As vice president of growth and general manager of Texas for Booster Fuels, panelist John Parker is leading the expansion in Texas of a gas fill-up service that brings the gas station to the customer.

“It’s the Uber for gas,” said Parker, who was an early employee at Uber Technologies, where he helped expand the Uber’s rides on demand business in the Dallas-Fort Worth area.

Parker has worked closely with AllianceTexas to bring the mobile fuel delivery service to the parking lots of major employers, particularly in North Fort Worth, using a GPS technology like that used by Uber to locate vehicles needing a fill-up. Customers use Booster’s mobile app to request the service, then pay by credit card. Booster matches local service station prices and furnishes the same quality fuel as those stations.

“You basically never need to go a gas station again unless you want a slushee or something like that,” Parker said.

When it comes to support for entrepreneurs and the availability of venture capital, the panelists agreed that efforts underway in Fort Worth are making a positive difference.

“In other cities, I think they may be doing a better job of aligning the resources a little bit better and they’ve made a little bit more progress,” Kreis said. “Fort Worth is trying to achieve that right now.”

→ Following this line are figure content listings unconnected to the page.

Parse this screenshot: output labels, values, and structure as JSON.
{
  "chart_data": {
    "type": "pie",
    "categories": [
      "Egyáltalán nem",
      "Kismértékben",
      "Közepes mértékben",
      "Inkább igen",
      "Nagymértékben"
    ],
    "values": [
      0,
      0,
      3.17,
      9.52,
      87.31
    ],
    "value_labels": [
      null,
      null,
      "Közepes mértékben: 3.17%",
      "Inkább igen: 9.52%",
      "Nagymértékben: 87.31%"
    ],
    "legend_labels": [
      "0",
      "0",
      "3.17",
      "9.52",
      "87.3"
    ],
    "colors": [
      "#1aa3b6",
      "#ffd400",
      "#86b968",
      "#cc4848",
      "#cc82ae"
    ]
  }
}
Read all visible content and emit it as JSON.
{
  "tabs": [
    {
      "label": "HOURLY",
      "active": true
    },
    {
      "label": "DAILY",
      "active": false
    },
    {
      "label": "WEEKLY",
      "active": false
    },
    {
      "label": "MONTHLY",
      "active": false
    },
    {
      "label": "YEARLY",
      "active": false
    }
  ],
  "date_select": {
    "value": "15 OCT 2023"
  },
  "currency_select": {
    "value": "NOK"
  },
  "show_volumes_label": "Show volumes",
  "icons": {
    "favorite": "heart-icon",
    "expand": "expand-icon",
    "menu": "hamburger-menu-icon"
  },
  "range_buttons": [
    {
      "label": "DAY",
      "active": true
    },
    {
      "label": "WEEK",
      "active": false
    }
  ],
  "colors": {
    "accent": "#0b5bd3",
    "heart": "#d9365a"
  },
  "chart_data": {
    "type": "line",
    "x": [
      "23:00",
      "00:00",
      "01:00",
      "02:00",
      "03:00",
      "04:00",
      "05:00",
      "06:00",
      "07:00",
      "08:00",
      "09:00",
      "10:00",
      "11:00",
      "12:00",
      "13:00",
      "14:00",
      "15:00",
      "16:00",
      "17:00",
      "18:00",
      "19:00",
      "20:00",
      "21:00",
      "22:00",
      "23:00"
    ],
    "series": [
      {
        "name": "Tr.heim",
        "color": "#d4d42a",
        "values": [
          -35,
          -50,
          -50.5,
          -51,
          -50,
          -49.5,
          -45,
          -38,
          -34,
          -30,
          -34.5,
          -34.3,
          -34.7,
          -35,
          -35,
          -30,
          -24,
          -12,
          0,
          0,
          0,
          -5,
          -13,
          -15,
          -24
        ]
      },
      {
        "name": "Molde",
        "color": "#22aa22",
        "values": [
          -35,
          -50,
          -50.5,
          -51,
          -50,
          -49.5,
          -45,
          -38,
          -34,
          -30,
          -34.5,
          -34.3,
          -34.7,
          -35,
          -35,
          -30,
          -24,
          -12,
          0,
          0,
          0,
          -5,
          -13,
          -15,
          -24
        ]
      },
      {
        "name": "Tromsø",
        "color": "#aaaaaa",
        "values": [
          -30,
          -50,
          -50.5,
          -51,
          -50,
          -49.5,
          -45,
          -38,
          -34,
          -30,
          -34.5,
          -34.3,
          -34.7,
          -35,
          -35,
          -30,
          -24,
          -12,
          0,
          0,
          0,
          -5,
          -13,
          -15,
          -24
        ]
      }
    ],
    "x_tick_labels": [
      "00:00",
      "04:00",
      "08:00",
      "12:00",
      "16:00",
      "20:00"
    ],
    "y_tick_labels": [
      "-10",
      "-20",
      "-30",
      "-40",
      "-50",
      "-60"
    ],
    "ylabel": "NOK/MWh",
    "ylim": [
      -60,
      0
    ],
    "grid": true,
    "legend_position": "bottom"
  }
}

Parker’s firm, Booster Fuels, has operations in Silicon Valley, which he described as the epicenter of venture capital but also one of the most difficult places to launch a business.

“We started here, in some respects, because it wasn’t Silicon Valley,” Parker said. “It’s hard to bootstrap and get a true startup business of the ground in a place where the poverty line is like $80,000 a year. Our rent for our office out there is literally seven times what I pay for rent here in the DFW market.”